A preliminary study comparing EyeCam “gonio-graphy” with conventional gonioscopy in 60 eyes, with angles ranging from a Shaffer grading of 0 to 4 on clinical gonioscopy, demonstrated that results from the EyeCam are accurate and reliable.[59] In another study comparing these two modalities, Perera et al. (2009, in press) found that the agreement between EyeCam and gonioscopy in detecting closed quadrants in the superior, inferior, nasal and temporal quadrants based on AC1 statistics was 0.73, 0.75, 0.76 and 0.72, respectively. EyeCam had 76% sensitivity and 81% specificity for detecting eyes with angle closure using the two-quadrant definition of angle closure to categorize each eye.

Although the EyeCam is as yet unable to provide quantitative measurements of anterior chamber depth like the AS-OCT or UBM, it provides a 360-degree visualization of the entire ACA compared with the ASOCT and UBM, which provide only cross-sectional views.

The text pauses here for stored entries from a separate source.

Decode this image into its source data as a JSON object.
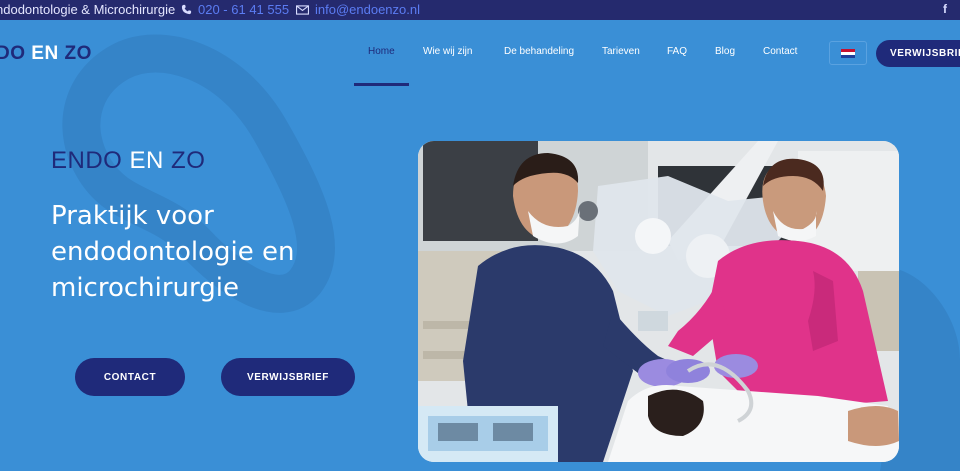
{
  "topbar": {
    "tagline": "ndodontologie & Microchirurgie",
    "phone": "020 - 61 41 555",
    "email": "info@endoenzo.nl",
    "facebook_glyph": "f"
  },
  "logo": {
    "part1": "DO ",
    "part2": "EN",
    "part3": " ZO"
  },
  "nav": {
    "items": [
      {
        "label": "Home"
      },
      {
        "label": "Wie wij zijn"
      },
      {
        "label": "De behandeling"
      },
      {
        "label": "Tarieven"
      },
      {
        "label": "FAQ"
      },
      {
        "label": "Blog"
      },
      {
        "label": "Contact"
      }
    ],
    "active_index": 0,
    "language_icon": "dutch-flag-icon",
    "cta_label": "VERWIJSBRIEF"
  },
  "hero": {
    "brand_part1": "ENDO ",
    "brand_part2": "EN",
    "brand_part3": " ZO",
    "headline": "Praktijk voor endodontologie en microchirurgie",
    "contact_label": "CONTACT",
    "referral_label": "VERWIJSBRIEF",
    "photo_icon": "dental-surgery-photo"
  },
  "colors": {
    "background": "#3a8fd6",
    "navy": "#1f2a7a",
    "topbar": "#252a6e",
    "link_blue": "#5b7cf2"
  }
}
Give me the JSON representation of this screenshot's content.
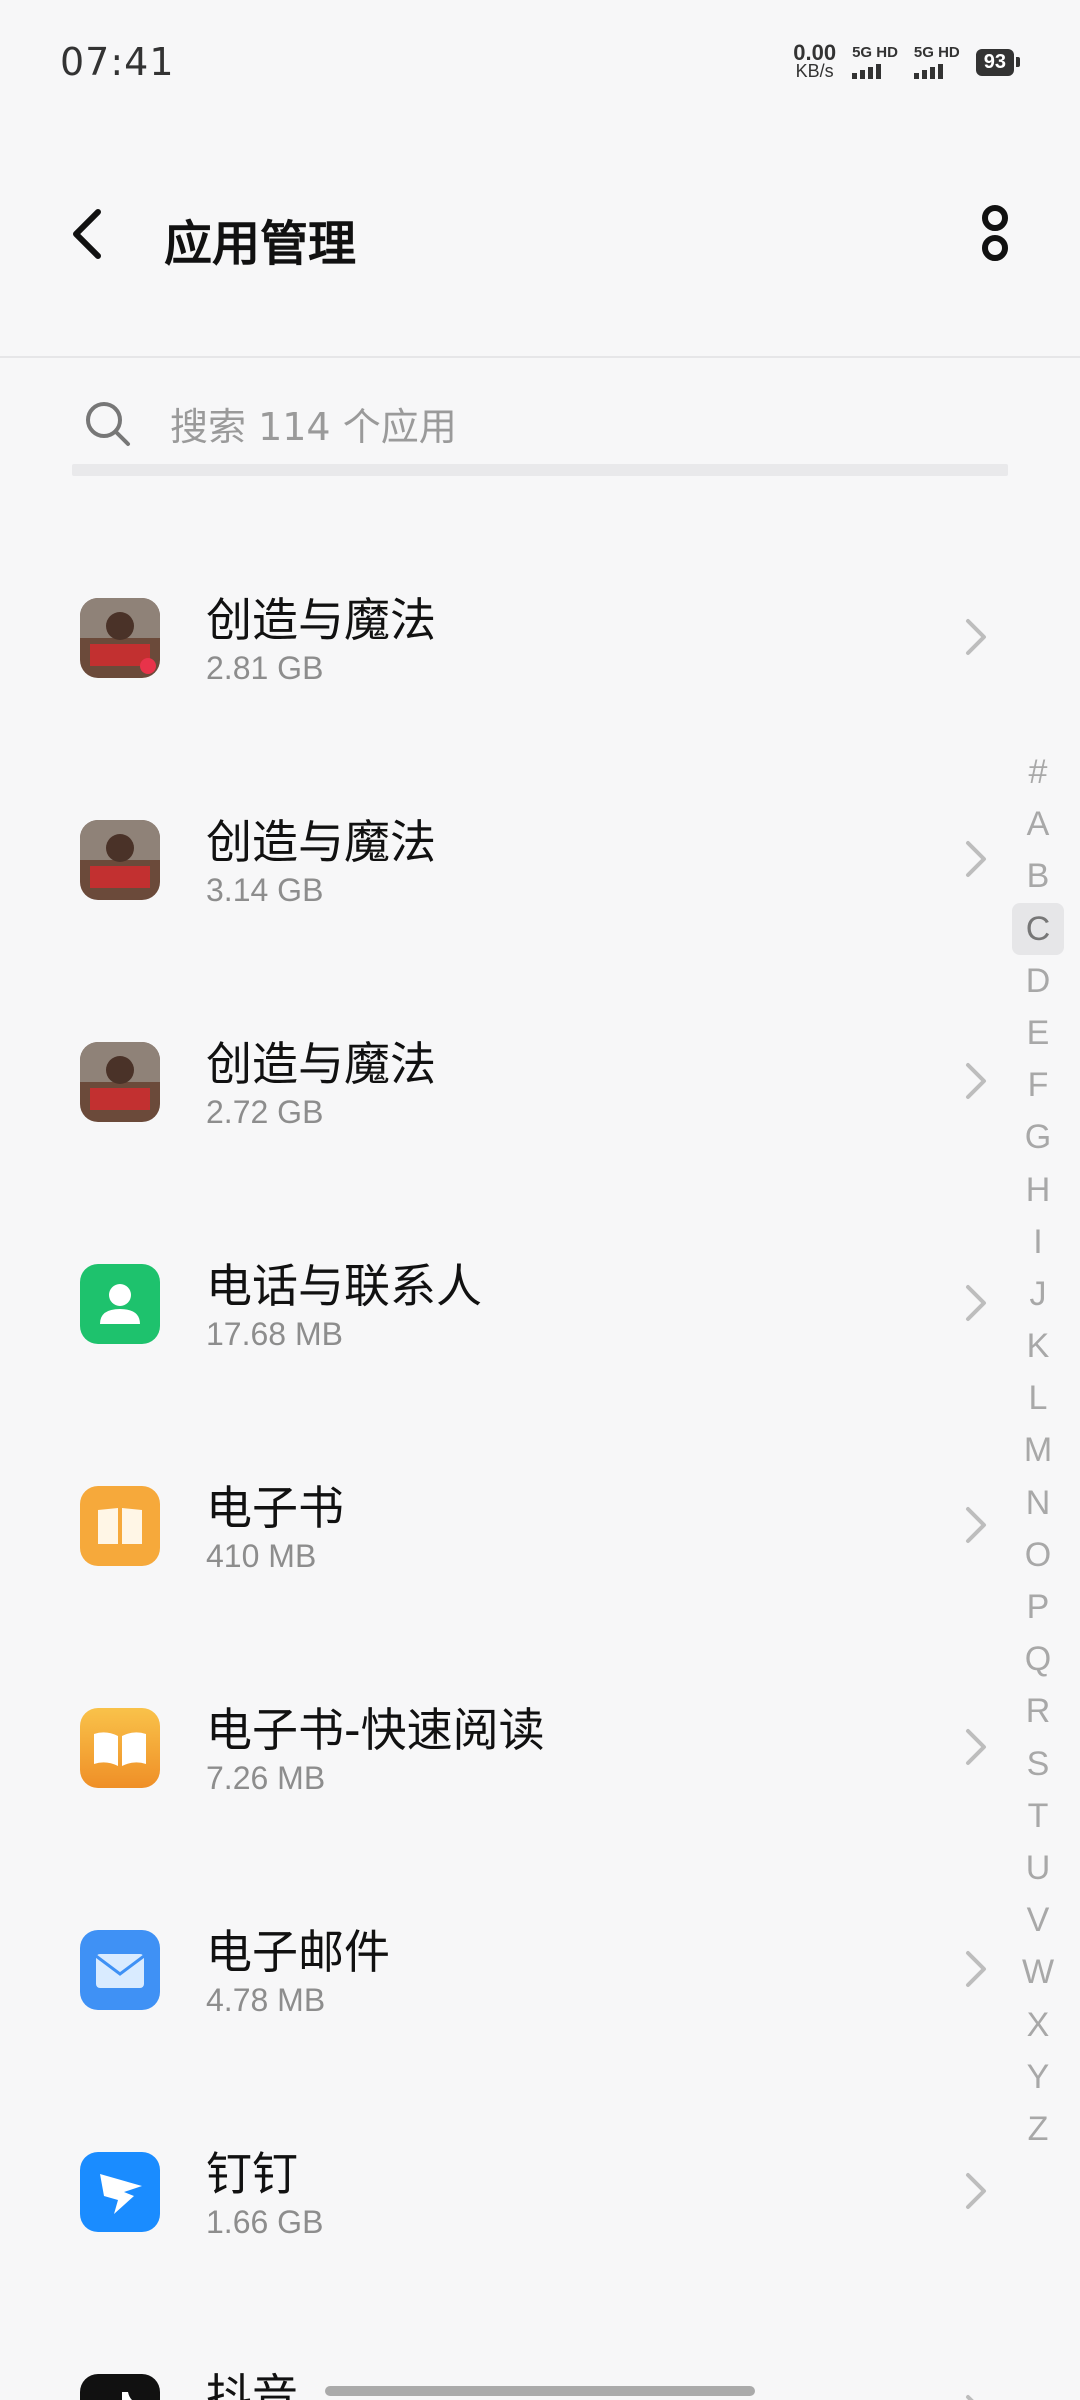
{
  "status_bar": {
    "time": "07:41",
    "net_speed_value": "0.00",
    "net_speed_unit": "KB/s",
    "sim1_label": "5G HD",
    "sim2_label": "5G HD",
    "battery": "93"
  },
  "header": {
    "title": "应用管理"
  },
  "search": {
    "placeholder": "搜索 114 个应用",
    "value": ""
  },
  "apps": [
    {
      "name": "创造与魔法",
      "size": "2.81 GB",
      "icon": "game-icon"
    },
    {
      "name": "创造与魔法",
      "size": "3.14 GB",
      "icon": "game-icon"
    },
    {
      "name": "创造与魔法",
      "size": "2.72 GB",
      "icon": "game-icon"
    },
    {
      "name": "电话与联系人",
      "size": "17.68 MB",
      "icon": "contact-icon"
    },
    {
      "name": "电子书",
      "size": "410 MB",
      "icon": "book-icon"
    },
    {
      "name": "电子书-快速阅读",
      "size": "7.26 MB",
      "icon": "book-icon"
    },
    {
      "name": "电子邮件",
      "size": "4.78 MB",
      "icon": "mail-icon"
    },
    {
      "name": "钉钉",
      "size": "1.66 GB",
      "icon": "dingtalk-icon"
    },
    {
      "name": "抖音",
      "size": "",
      "icon": "tiktok-icon"
    }
  ],
  "alpha_index": {
    "letters": [
      "#",
      "A",
      "B",
      "C",
      "D",
      "E",
      "F",
      "G",
      "H",
      "I",
      "J",
      "K",
      "L",
      "M",
      "N",
      "O",
      "P",
      "Q",
      "R",
      "S",
      "T",
      "U",
      "V",
      "W",
      "X",
      "Y",
      "Z"
    ],
    "active": "C"
  },
  "colors": {
    "contact_green": "#1ec26d",
    "book_orange": "#f6a93b",
    "mail_blue": "#3f91f5",
    "dingtalk_blue": "#1a8cff"
  }
}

The device has some limitations: imaging of the ACA using EyeCam takes longer than gonioscopy (about 5–10 min per eye). The device is more expensive than gonioscopy and additional space is required for supine examination. It is not known if supine positioning would widen the angle due to the effect of gravity on the lens–iris diaphragm. The light source from the EyeCam, delivered via a fiber optic cable, may cause pupil constriction, artificially altering ACA configuration. Unlike with dynamic gonioscopy, it is difficult to discern the presence of PAS due to the inability to indent the angle. Similarly, determination of iris configuration is difficult with the two-dimensional EyeCam images. Reproducibility may also be compromised as, with repeat imaging, each photograph may be slightly rotated and images may not be obtained over the exact same location, unless certain landmarks on the iris are used as anchors.

Conclusions

New methods of imaging the angle have been introduced, offering advantages of being more objective, reproducible and non-contact, rapid image requisition and storage, quantitative analysis and the ability for anterior segment imaging despite corneal opacities results in their easy incorporation into clinical practice and research. While none of these new devices, singly, can replace conventional slit-lamp biomicroscopy and gonioscopy, these new techniques of anterior segment and ACA imaging are useful in complementing clinical practice, particularly when gonioscopy is difficult. While attempting to address the shortfalls of gonioscopy, these devices are not without their own limitations and, until the ultimate imaging tool is invented, clinical dynamic indentation gonioscopy remains the current reference standard.

Footnotes

Publication of the supplement was not supported by any external funding. The Editors, Authors and others involved with the journal did not get any financial or non-financial benefit from any sponsors, unless specified otherwise in the Source of Support at the end of individual articles. I confirm that none of the articles appearing in the Glaucoma Supplement are sponsored articles.

Source of Support: Nil

Conflict of Interest: None declared.